The mecca of beau monde locales has always been Morocco. It drew Sixties style icons Talitha Getty and Marisa Berenson, who epitomized its bohemian glamour. (See above pic for a case-in-point.) Diana Vreeland loved the place (her son Frederick became its U.S. ambassador); Lanvin’s Alber Elbaz was born there, and Ginevra Elkann exchanged vows at her grandmother Marella Agnelli’s sprawling Marrakech estate. And, of course, there’s Yves Saint Laurent, who is virtually synonymous with the country — it was his second home and constant source of inspiration. Morocco’s impact on style endures. But its gravitational pull goes beyond fashion. Did you know that…
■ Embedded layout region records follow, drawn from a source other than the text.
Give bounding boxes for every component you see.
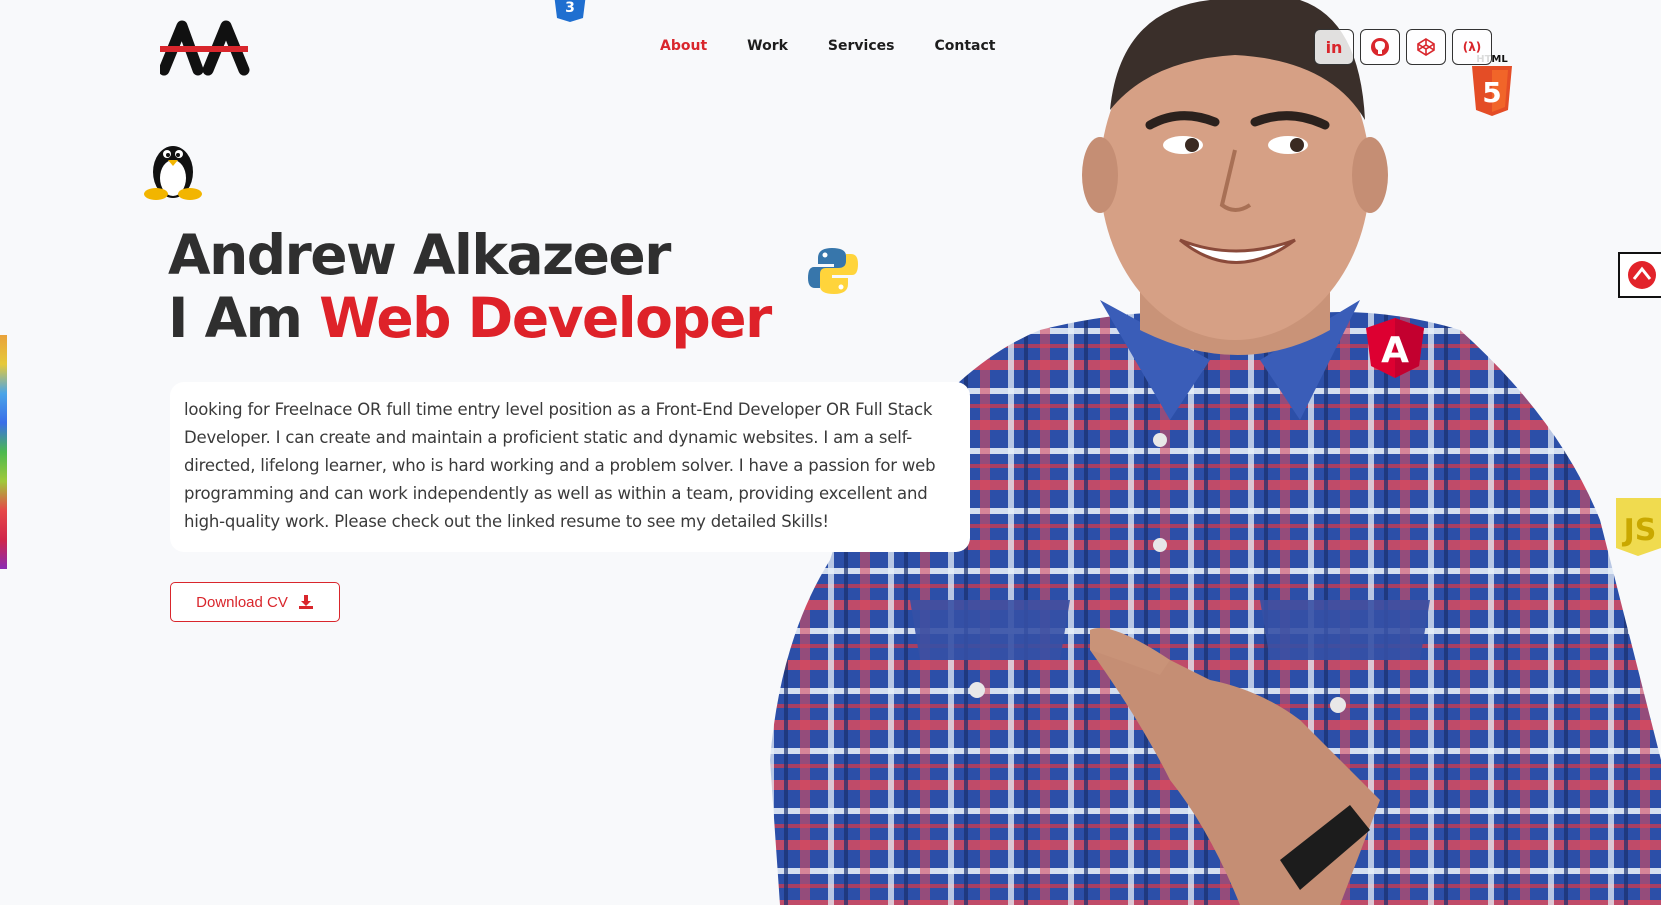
freecodecamp-button[interactable]: (λ) — [1452, 29, 1492, 65]
javascript-icon: JS — [1616, 498, 1661, 556]
side-widget-tab[interactable] — [1618, 252, 1661, 298]
hero-name: Andrew Alkazeer — [168, 223, 671, 287]
linux-tux-icon — [144, 146, 202, 200]
record-icon — [1628, 261, 1656, 289]
svg-text:JS: JS — [1622, 513, 1657, 548]
download-cv-button[interactable]: Download CV — [170, 582, 340, 622]
github-icon — [1371, 38, 1389, 56]
download-cv-label: Download CV — [196, 593, 288, 611]
css3-icon: 3 — [554, 0, 586, 22]
linkedin-button[interactable]: in — [1314, 29, 1354, 65]
download-icon — [298, 595, 313, 609]
color-strip — [0, 335, 7, 569]
freecodecamp-icon: (λ) — [1462, 40, 1482, 54]
hero-role: I Am Web Developer — [168, 285, 772, 351]
codepen-button[interactable] — [1406, 29, 1446, 65]
role-prefix: I Am — [168, 286, 320, 350]
linkedin-icon: in — [1325, 37, 1343, 57]
svg-text:A: A — [1381, 330, 1409, 371]
svg-text:5: 5 — [1482, 76, 1501, 109]
angular-icon: A — [1366, 318, 1424, 378]
codepen-icon — [1417, 38, 1435, 56]
bio-text: looking for Freelnace OR full time entry… — [184, 400, 936, 531]
github-button[interactable] — [1360, 29, 1400, 65]
svg-text:3: 3 — [565, 0, 575, 16]
nav-about[interactable]: About — [660, 38, 707, 54]
role-accent: Web Developer — [319, 286, 772, 350]
social-links: in (λ) — [1314, 29, 1492, 65]
python-icon — [808, 248, 858, 294]
bio-card: looking for Freelnace OR full time entry… — [170, 382, 970, 552]
logo[interactable] — [160, 20, 252, 76]
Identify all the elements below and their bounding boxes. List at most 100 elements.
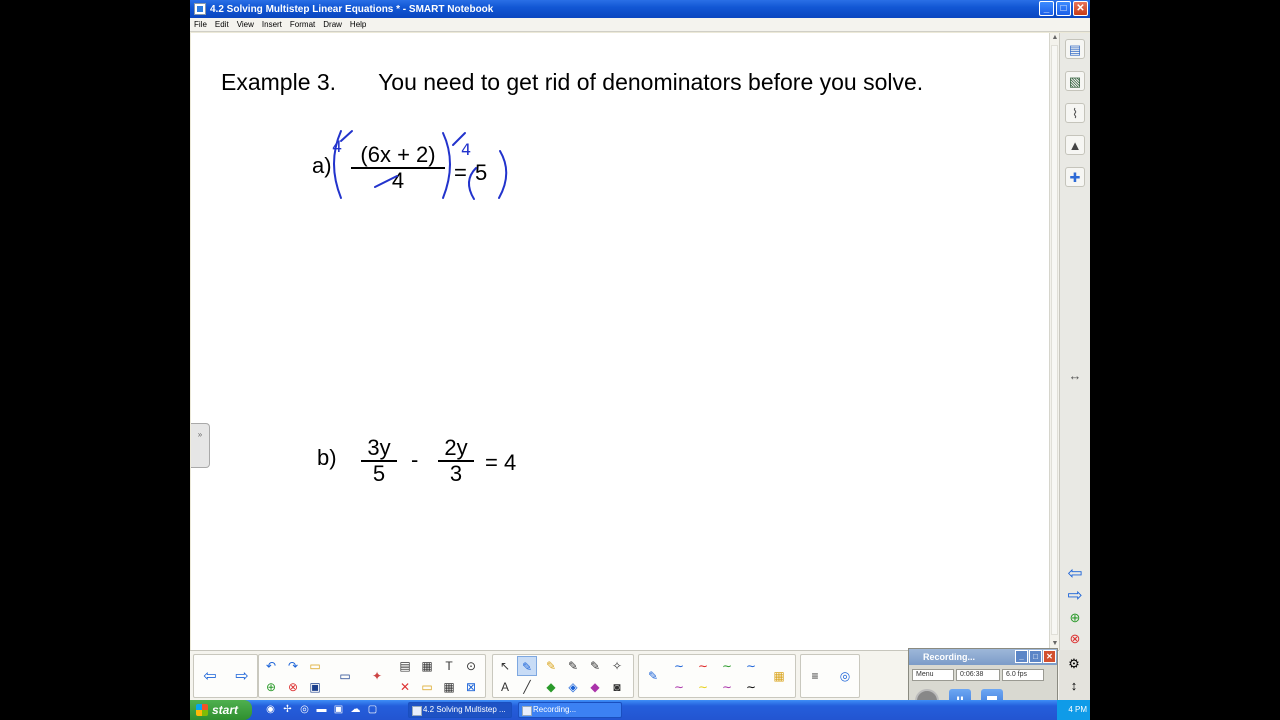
menu-file[interactable]: File	[194, 20, 207, 29]
calligraphic-pen-icon[interactable]: ✎	[563, 656, 583, 676]
customize-icon[interactable]: ◎	[835, 666, 855, 686]
pen-color-green-icon[interactable]: ∼	[717, 656, 737, 676]
move-toolbar-icon[interactable]: ↕	[1064, 676, 1084, 696]
menu-help[interactable]: Help	[350, 20, 366, 29]
screen-icon[interactable]: ▭	[335, 666, 355, 686]
menu-view[interactable]: View	[237, 20, 254, 29]
recorder-status-row: Menu 0:06:38 6.0 fps	[912, 669, 1044, 681]
toolbar-pen-styles-group: ✎ ∼ ∼ ∼ ∼ ∼ ∼ ∼ ∼ ▦	[638, 654, 796, 698]
delete-page-toolbar-icon[interactable]: ⊗	[283, 677, 303, 697]
folder-icon[interactable]: ▬	[315, 703, 328, 716]
ink-left-paren-close	[442, 132, 451, 199]
taskbar-item-notebook[interactable]: 4.2 Solving Multistep ...	[408, 702, 512, 718]
color-palette-icon[interactable]: ▦	[769, 666, 789, 686]
redo-icon[interactable]: ↷	[283, 656, 303, 676]
right-sidebar: ▤ ▧ ⌇ ▲ ✚ ↔ ⇦ ⇨ ⊕ ⊗	[1059, 33, 1090, 650]
delete-page-icon[interactable]: ⊗	[1065, 629, 1085, 649]
settings-gear-icon[interactable]: ⚙	[1064, 654, 1084, 674]
scroll-down-icon[interactable]: ▼	[1051, 640, 1059, 648]
pen-color-blue-icon[interactable]: ∼	[669, 656, 689, 676]
pen-color-black-icon[interactable]: ∼	[741, 677, 761, 697]
browser-icon[interactable]: ◉	[264, 703, 277, 716]
scroll-up-icon[interactable]: ▲	[1051, 34, 1059, 42]
paste-icon[interactable]: ▤	[395, 656, 415, 676]
ink-multiplier-right: 4	[461, 140, 471, 159]
full-screen-icon[interactable]: ▭	[417, 677, 437, 697]
creative-pen-icon[interactable]: ✎	[541, 656, 561, 676]
collapse-side-tab[interactable]: »	[191, 423, 210, 468]
pen-color-magenta-icon[interactable]: ∼	[717, 677, 737, 697]
pen-color-blue2-icon[interactable]: ∼	[741, 656, 761, 676]
recorder-side-strip: ⚙ ↕	[1059, 650, 1090, 700]
text-tool-icon[interactable]: T	[439, 656, 459, 676]
maximize-button[interactable]: □	[1056, 1, 1071, 16]
example-b-label: b)	[317, 445, 337, 470]
text-icon[interactable]: A	[495, 677, 515, 697]
line-icon[interactable]: ╱	[517, 677, 537, 697]
example-b-term2-denominator: 3	[449, 461, 463, 486]
attachments-icon[interactable]: ⌇	[1065, 103, 1085, 123]
forward-page-icon[interactable]: ⇨	[1065, 585, 1085, 605]
vertical-scrollbar[interactable]: ▲ ▼	[1049, 33, 1059, 650]
page-sorter-icon[interactable]: ▤	[1065, 39, 1085, 59]
taskbar: start ◉ ✢ ◎ ▬ ▣ ☁ ▢ 4.2 Solving Multiste…	[190, 700, 1090, 720]
media-icon[interactable]: ▣	[332, 703, 345, 716]
open-file-icon[interactable]: ▭	[305, 656, 325, 676]
menu-draw[interactable]: Draw	[323, 20, 342, 29]
taskbar-item-recording[interactable]: Recording...	[518, 702, 622, 718]
pen-color-yellow-icon[interactable]: ∼	[693, 677, 713, 697]
eraser-icon[interactable]: ◆	[585, 677, 605, 697]
recorder-title: Recording...	[923, 652, 976, 662]
add-page-icon[interactable]: ⊕	[1065, 608, 1085, 628]
pen-color-red-icon[interactable]: ∼	[693, 656, 713, 676]
fill-icon[interactable]: ◈	[563, 677, 583, 697]
select-icon[interactable]: ↖	[495, 656, 515, 676]
menu-insert[interactable]: Insert	[262, 20, 282, 29]
recorder-close-button[interactable]: ✕	[1043, 650, 1056, 663]
shapes-icon[interactable]: ◆	[541, 677, 561, 697]
zoom-icon[interactable]: ⊙	[461, 656, 481, 676]
start-button[interactable]: start	[190, 700, 252, 720]
scroll-thumb[interactable]	[1051, 45, 1058, 635]
addons-icon[interactable]: ✚	[1065, 167, 1085, 187]
example-b-term1-numerator: 3y	[361, 436, 397, 462]
delete-icon[interactable]: ✕	[395, 677, 415, 697]
ink-strike-left	[340, 130, 353, 142]
pen-style-icon[interactable]: ✎	[643, 666, 663, 686]
back-page-icon[interactable]: ⇦	[1065, 563, 1085, 583]
recorder-restore-button[interactable]: □	[1029, 650, 1042, 663]
close-toolbar-icon[interactable]: ⊠	[461, 677, 481, 697]
line-style-icon[interactable]: ≡	[805, 666, 825, 686]
menu-edit[interactable]: Edit	[215, 20, 229, 29]
recorder-minimize-button[interactable]: _	[1015, 650, 1028, 663]
minimize-button[interactable]: _	[1039, 1, 1054, 16]
shape-recognition-icon[interactable]: ✧	[607, 656, 627, 676]
table-icon[interactable]: ▦	[439, 677, 459, 697]
previous-page-icon[interactable]: ⇦	[200, 667, 220, 687]
add-page-toolbar-icon[interactable]: ⊕	[261, 677, 281, 697]
resize-icon[interactable]: ↔	[1065, 366, 1085, 386]
screen-shade-icon[interactable]: ✦	[367, 666, 387, 686]
magic-pen-icon[interactable]: ✎	[585, 656, 605, 676]
menu-bar: File Edit View Insert Format Draw Help	[190, 18, 1090, 32]
menu-format[interactable]: Format	[290, 20, 315, 29]
recorder-window-controls: _ □ ✕	[1015, 650, 1056, 663]
pen-color-purple-icon[interactable]: ∼	[669, 677, 689, 697]
toolbar-extra-group: ≡ ◎	[800, 654, 860, 698]
properties-toolbar-icon[interactable]: ◙	[607, 677, 627, 697]
properties-icon[interactable]: ▲	[1065, 135, 1085, 155]
firefox-icon[interactable]: ◎	[298, 703, 311, 716]
desktop-icon[interactable]: ▢	[366, 703, 379, 716]
pen-icon[interactable]: ✎	[517, 656, 537, 676]
gallery-toolbar-icon[interactable]: ▦	[417, 656, 437, 676]
close-button[interactable]: ✕	[1073, 1, 1088, 16]
network-icon[interactable]: ✢	[281, 703, 294, 716]
next-page-icon[interactable]: ⇨	[232, 667, 252, 687]
messenger-icon[interactable]: ☁	[349, 703, 362, 716]
undo-icon[interactable]: ↶	[261, 656, 281, 676]
example-b-term2-numerator: 2y	[438, 436, 474, 462]
whiteboard-canvas[interactable]: Example 3. You need to get rid of denomin…	[191, 33, 1049, 650]
save-icon[interactable]: ▣	[305, 677, 325, 697]
recorder-menu-dropdown[interactable]: Menu	[912, 669, 954, 681]
gallery-icon[interactable]: ▧	[1065, 71, 1085, 91]
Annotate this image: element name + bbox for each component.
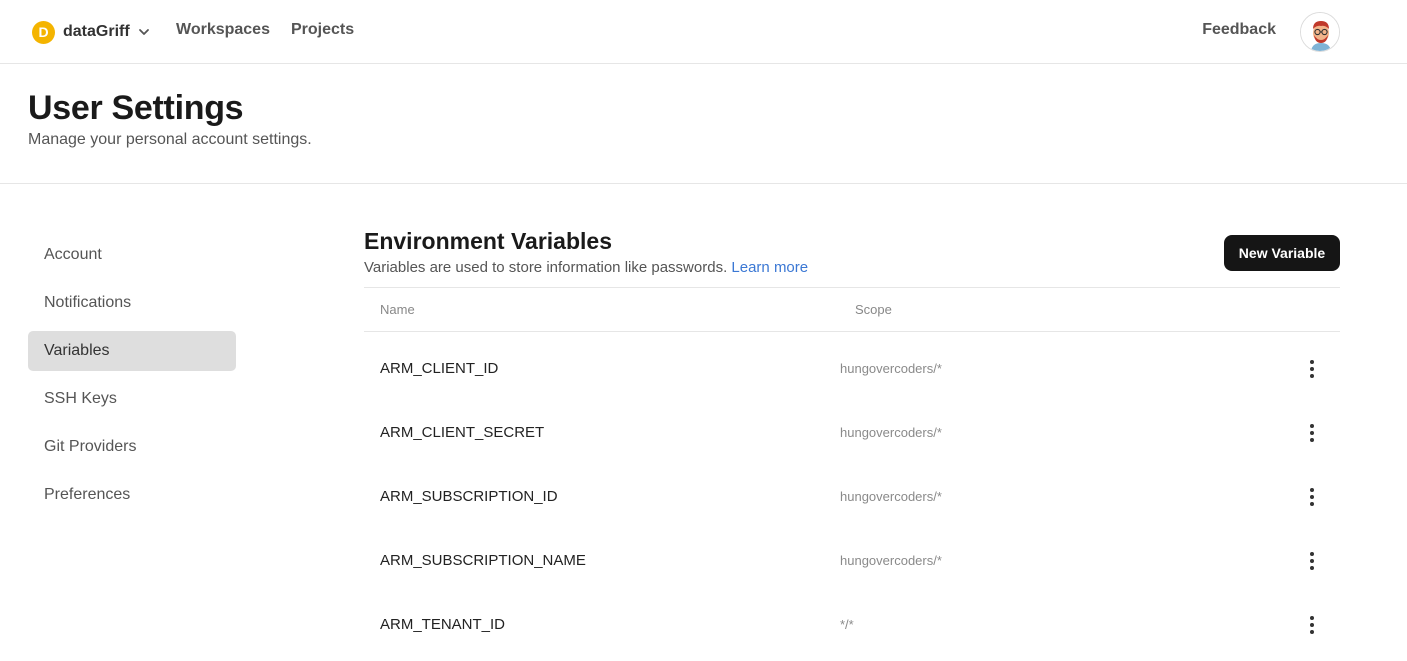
table-header: Name Scope <box>364 287 1340 332</box>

1. Tangier was a hub for beat culture: Jack Kerouac and Allen Ginsberg visited often while William S. Burroughs’s seminal novel Naked Lunchwas inspired by his experiences in the city.2. Winston Churchill was a regular guest at La Mamouniaand even has a suite named after him. The room overlooks the gardens he frequently painted.
3. More La Mamounia mythology: Alfred Hitchcock is said to have been inspired to write The Birds after seeing the hotel’s bird-filled balconies. He was there shooting The Man Who Knew Too Much.
4. Legend has it that Jimi Hendrix was inspired to write Castles in the Sand after seeing the watchtower ruins in Essaouira. But that’s a myth — the song came out two years before he actually traveled to Morocco.
5. Model Jacquetta Wheeler has a family home in Tangier called Dar Sinclair. Dar means “home of” while the Sinclair is her great-grandfather, Jack Sinclair, who built it. In WWII, the place was used as a secret radio transmitting station for the Allies.
6. Matisse was taken with the country’s vibrant colors — so much so that New York’s Museum of Modern Art staged a Matisse in Morocco exhibit back in 1990.
7. Richard Branson’s sister Vanessa founded the Marrakech Biennale in 2005. She owns the the city’s Riad El Fenn boutique hotel, too.
8. Esther Freud (daughter of painter Lucien Freud and great-granddaughter of Sigmund Freud) based her debut novel Hideous Kinky on her childhood years in Morocco, where she lived briefly with her mother Bernadine and sister Bella, the fashion designer.
9. Tennessee Williams reportedly wrote an early draft of Cat on a Hot Tin Roof at a beach-front restaurant in Tangier called Sun Beach.
10. Malcolm Forbes threw the party of all parties — including 600 belly dancers — in Tangier to celebrate his 70th birthday in 1989. On the guest list: Gianni Agnelli, Barbara Walters and Henry Kissinger. His co-host was none other than Elizabeth Taylor. The cost? $2.5 million.